Going back through the thread it was a year in April since “Buddy” passed away and I know for
@rodeo65 that must seem like both forever-ago and just yesterday. We’re all here thinking about you and your kids - grace and peace.
I too have been thinking of you Rodeo (Erin). The last time we messaged you were packing for your trip to Florida. I hope all went well. Love to you and your kids. Stop by the DIS sometime and let us know how you are!
Lynn
I was actually shocked at how much time has passed. It seems like just a couple of months and its been more than a year! In fact in five days it will be the two year anniversary of Buddy's death. Which exactly as ronandannette said is both another lifetime and yesterday rolled in together. I'm so sorry I just left this thread hanging, especially for all of you who gave so much support and continued to follow for so long.
lynxstch - I did respond privately as well but for a bit more update - yes we had a great trip to Florida last year! Really wish we could have gone this year also but of course no travel for the foreseeable future. After FL there was Chicago for a comp, Cuba for fun and several other competitions around Ontario and Quebec over the summer. The last trip was to Boston to visit my brother in August.
Layered over that summer of travel was my mom's worsening condition. She was diagnosed with kidney cancer not long after my last post and that began more appointments than I can remember. I was happy that the kids and I were already living here to be able to support both of my parents. By early summer we found it had metastasized to her lung and we were waiting to find out if she was eligible for a clinical trial. It came to the final spot for the trial and it had been held for her but at the last week got results from a scan that showed a mass in her brain which negated her admission into the trial.

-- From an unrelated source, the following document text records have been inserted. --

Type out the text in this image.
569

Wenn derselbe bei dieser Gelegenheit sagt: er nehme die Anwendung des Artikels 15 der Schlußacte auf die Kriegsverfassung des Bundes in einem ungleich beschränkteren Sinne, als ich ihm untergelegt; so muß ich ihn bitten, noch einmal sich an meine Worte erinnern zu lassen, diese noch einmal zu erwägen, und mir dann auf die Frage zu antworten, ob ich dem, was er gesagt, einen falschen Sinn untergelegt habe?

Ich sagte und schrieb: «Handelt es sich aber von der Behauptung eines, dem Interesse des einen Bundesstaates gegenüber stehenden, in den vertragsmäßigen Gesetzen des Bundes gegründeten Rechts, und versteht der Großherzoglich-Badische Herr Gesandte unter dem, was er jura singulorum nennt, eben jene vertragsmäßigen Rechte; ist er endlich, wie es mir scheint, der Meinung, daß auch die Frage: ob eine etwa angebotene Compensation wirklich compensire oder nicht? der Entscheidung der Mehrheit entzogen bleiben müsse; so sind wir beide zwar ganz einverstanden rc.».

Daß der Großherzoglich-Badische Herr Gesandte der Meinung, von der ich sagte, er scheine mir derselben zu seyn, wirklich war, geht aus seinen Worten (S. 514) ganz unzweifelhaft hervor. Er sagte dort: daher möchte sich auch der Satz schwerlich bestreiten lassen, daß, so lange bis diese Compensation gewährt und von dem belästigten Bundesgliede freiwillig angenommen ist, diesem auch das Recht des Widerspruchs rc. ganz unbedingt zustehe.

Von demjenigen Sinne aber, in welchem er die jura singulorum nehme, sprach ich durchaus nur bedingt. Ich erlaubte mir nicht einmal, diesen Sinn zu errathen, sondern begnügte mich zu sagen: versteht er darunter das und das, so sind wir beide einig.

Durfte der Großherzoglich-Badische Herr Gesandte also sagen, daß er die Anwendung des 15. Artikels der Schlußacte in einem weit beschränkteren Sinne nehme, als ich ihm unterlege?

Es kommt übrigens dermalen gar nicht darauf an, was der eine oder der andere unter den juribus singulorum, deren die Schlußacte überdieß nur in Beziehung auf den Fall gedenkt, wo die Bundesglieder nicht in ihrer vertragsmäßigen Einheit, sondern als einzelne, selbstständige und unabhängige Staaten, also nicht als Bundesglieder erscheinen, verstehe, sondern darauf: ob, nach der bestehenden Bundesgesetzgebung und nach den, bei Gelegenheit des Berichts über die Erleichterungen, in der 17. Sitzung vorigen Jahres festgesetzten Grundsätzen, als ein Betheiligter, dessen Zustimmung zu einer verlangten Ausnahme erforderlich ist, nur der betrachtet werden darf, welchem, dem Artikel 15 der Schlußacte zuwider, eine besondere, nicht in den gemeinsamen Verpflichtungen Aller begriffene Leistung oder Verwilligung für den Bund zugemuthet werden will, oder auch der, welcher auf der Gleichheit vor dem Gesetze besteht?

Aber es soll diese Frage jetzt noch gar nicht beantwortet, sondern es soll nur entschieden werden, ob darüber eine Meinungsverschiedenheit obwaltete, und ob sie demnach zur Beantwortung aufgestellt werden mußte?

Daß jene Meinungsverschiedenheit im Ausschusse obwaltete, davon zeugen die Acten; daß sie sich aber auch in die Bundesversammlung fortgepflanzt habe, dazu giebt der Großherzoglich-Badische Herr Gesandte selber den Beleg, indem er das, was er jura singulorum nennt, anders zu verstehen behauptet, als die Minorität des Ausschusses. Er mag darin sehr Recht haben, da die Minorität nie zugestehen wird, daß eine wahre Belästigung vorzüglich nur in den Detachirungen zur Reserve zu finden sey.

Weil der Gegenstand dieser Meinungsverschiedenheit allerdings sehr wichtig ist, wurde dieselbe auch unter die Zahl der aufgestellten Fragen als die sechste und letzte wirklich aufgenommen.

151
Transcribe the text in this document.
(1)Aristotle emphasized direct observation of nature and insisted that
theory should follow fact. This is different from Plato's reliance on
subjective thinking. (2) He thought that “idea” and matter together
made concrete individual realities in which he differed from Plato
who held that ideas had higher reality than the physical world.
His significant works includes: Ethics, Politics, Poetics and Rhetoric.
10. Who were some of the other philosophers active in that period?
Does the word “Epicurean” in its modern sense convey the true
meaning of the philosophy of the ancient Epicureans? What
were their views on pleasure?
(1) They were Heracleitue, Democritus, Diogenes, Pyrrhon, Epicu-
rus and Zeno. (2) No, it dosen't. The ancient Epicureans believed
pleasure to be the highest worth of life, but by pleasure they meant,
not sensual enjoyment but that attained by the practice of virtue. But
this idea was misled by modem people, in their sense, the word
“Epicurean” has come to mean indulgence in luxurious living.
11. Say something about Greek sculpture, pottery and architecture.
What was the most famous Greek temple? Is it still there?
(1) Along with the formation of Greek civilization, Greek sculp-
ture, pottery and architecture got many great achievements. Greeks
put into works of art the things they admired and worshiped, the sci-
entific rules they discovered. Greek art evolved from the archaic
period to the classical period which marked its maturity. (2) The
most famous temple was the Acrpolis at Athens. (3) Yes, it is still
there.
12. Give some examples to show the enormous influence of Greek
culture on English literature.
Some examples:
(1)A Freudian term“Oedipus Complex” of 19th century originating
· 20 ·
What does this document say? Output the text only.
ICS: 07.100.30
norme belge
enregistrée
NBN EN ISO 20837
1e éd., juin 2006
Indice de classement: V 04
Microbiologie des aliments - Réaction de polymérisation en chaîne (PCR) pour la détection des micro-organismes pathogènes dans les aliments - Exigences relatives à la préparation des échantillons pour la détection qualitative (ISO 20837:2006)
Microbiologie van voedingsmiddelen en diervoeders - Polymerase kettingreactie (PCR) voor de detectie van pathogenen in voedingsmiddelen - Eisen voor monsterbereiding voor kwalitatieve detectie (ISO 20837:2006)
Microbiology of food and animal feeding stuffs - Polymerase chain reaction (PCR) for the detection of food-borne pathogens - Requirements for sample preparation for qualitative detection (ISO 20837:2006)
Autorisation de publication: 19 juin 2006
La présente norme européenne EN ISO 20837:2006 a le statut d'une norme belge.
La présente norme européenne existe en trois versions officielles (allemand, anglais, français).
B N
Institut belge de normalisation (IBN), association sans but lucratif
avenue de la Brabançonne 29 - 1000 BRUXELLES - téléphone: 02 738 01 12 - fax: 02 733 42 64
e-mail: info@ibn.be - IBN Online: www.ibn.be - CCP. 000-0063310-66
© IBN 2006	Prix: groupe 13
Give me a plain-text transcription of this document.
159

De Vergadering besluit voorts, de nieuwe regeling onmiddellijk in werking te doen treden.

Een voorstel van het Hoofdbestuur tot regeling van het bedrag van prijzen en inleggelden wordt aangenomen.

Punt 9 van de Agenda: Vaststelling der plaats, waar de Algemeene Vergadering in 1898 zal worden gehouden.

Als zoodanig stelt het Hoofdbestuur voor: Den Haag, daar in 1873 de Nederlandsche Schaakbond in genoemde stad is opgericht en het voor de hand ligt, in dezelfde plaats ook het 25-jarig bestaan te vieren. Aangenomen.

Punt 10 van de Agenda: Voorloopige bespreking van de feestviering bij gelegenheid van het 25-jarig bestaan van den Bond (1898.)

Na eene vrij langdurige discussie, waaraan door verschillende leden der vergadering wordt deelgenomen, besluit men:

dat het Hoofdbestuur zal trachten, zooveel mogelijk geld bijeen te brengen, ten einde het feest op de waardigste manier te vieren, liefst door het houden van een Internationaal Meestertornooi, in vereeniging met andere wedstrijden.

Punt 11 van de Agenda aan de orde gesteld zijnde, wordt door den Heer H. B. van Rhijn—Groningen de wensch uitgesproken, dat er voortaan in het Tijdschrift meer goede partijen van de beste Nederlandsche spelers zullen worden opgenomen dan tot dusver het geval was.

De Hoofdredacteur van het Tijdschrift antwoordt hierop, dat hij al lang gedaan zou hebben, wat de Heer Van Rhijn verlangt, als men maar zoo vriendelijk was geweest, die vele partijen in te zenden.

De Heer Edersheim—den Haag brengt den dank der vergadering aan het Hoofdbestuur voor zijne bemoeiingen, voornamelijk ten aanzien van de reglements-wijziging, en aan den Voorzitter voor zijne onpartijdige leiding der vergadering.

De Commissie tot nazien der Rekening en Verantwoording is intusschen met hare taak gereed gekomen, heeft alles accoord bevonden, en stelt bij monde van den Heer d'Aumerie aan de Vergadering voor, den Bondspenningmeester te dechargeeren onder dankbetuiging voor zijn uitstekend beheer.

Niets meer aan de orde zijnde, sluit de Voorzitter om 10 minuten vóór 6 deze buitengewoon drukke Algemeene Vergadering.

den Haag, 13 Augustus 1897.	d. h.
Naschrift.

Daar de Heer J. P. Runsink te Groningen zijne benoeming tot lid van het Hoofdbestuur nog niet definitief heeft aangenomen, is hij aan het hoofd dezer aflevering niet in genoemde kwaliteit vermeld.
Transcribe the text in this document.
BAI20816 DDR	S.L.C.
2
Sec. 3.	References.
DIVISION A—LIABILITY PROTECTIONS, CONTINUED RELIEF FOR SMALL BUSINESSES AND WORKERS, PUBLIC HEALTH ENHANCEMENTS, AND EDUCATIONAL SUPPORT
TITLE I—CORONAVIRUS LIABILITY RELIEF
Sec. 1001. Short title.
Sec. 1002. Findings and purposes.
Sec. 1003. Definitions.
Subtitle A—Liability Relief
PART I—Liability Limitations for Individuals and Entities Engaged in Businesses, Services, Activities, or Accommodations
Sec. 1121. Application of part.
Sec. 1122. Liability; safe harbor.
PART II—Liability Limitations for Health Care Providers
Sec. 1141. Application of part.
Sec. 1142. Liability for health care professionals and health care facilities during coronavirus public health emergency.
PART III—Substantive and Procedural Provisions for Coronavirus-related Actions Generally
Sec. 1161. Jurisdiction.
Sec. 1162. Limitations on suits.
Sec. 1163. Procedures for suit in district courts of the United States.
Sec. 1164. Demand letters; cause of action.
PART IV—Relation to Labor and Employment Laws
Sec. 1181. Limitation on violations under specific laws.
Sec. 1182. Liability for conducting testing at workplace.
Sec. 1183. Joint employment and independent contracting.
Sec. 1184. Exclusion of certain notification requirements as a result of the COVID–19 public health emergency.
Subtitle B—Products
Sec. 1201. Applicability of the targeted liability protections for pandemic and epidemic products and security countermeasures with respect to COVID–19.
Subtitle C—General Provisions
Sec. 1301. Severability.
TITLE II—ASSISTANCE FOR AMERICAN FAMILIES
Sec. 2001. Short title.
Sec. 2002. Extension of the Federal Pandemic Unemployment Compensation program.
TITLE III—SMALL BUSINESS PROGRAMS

That was a huge blow in particular for my dad who was counting on the trial. She ended up starting regular chemo in late July. All of it was so familiar but also so different from the experience I had with Buddy. She survived for a good while longer than he did after diagnosis. She never complained but I could see the toll chemo was taking.
The most heartbreaking conversation I had with her was about two weeks after starting chemo. She had so little energy and slept almost constantly. She was often asleep in her chair as I'd go past the sunroom where she liked to sit. One day she said she could see us all passing by as we went about our lives (the sunroom is off the kitchen and central to the house) and she felt like she was just sitting there and waiting to die. I said I was so sorry and that if she was awake and wanted company to just wave as I went by, that I always though she was sleeping and didn't want to disturb her. She did start doing so and I started spending more time with her.
At the end of Labour Day weekend, my dad phoned me at 3am and asked if I could come downstairs - she had fallen and he could not help her up. I went and he said she had actually fallen on the way to the bathroom 45 minutes earlier and he couldn't maneuver her back to bed. I woke my son and the three of us tried a few times but she was in pain when we tried to lift her so we called an ambulance. They determined her BP was far too high and they wanted to take her to be seen. Dad went with her in the ambulance. He called at 6:30 to say she was comfortable and waiting for a doctor. At 8 he called very upset and said she was in bad shape, she'd had a brain hemorrhage and her scans had been sent to a neuro hospital in the next city and they were going to transport her there to see if they could operate. I was preparing to head to that hospital and he called back in tears to say she was being placed on life support and could I call my brother to come. 3am to 9am. Six hours.
She was on life support for four days. It gave my brother time to fly up, the rest of his family time to drive, and my dad time to come to terms with removing support. She died 30 hours after the tubes were removed with my brother and I holding her hands. We had been taking turns staying with her and I had stayed the night before. My brother was staying that night and my dad had just left. I knew though. I'd seen the changes that I remember from a year and a half earlier. I believe my dad knew also and didn't want to witness her pass. I didn't leave when my dad did. My brother asked why. I said I thought I needed to stay. I'm really glad I did. After not being there when Buddy left. I'm so glad I was for my mom. And also that we were able to tell my dad that she was comfortable and held while she left.
The last months have been so hard watching my dad struggle to deal with her loss. He's honestly half of who he used to be without her. He still has some spark at times and more keeps coming back as time passes but he has aged dramatically. I'm thankful we're here for him. He wants to stay in his house - their house and the kids and I being here to manage it for him makes that possible. Also supremely grateful as C-19 has decimated care facilities that he is home and isolated and we can keep him safe. He sits and chats to her Urn every day. Brings her flowers (or did until isolation), opens the curtains each morning because "she likes them open". I keep telling him what a weird atheist he is.
I also took on managing the studio in December which took up an enormous amount of time moving it online and updated onto a web based platform. I'm hoping there is a studio to go back to when all of this settles.
I hope you and your families are all well and keeping safe through these most difficult times!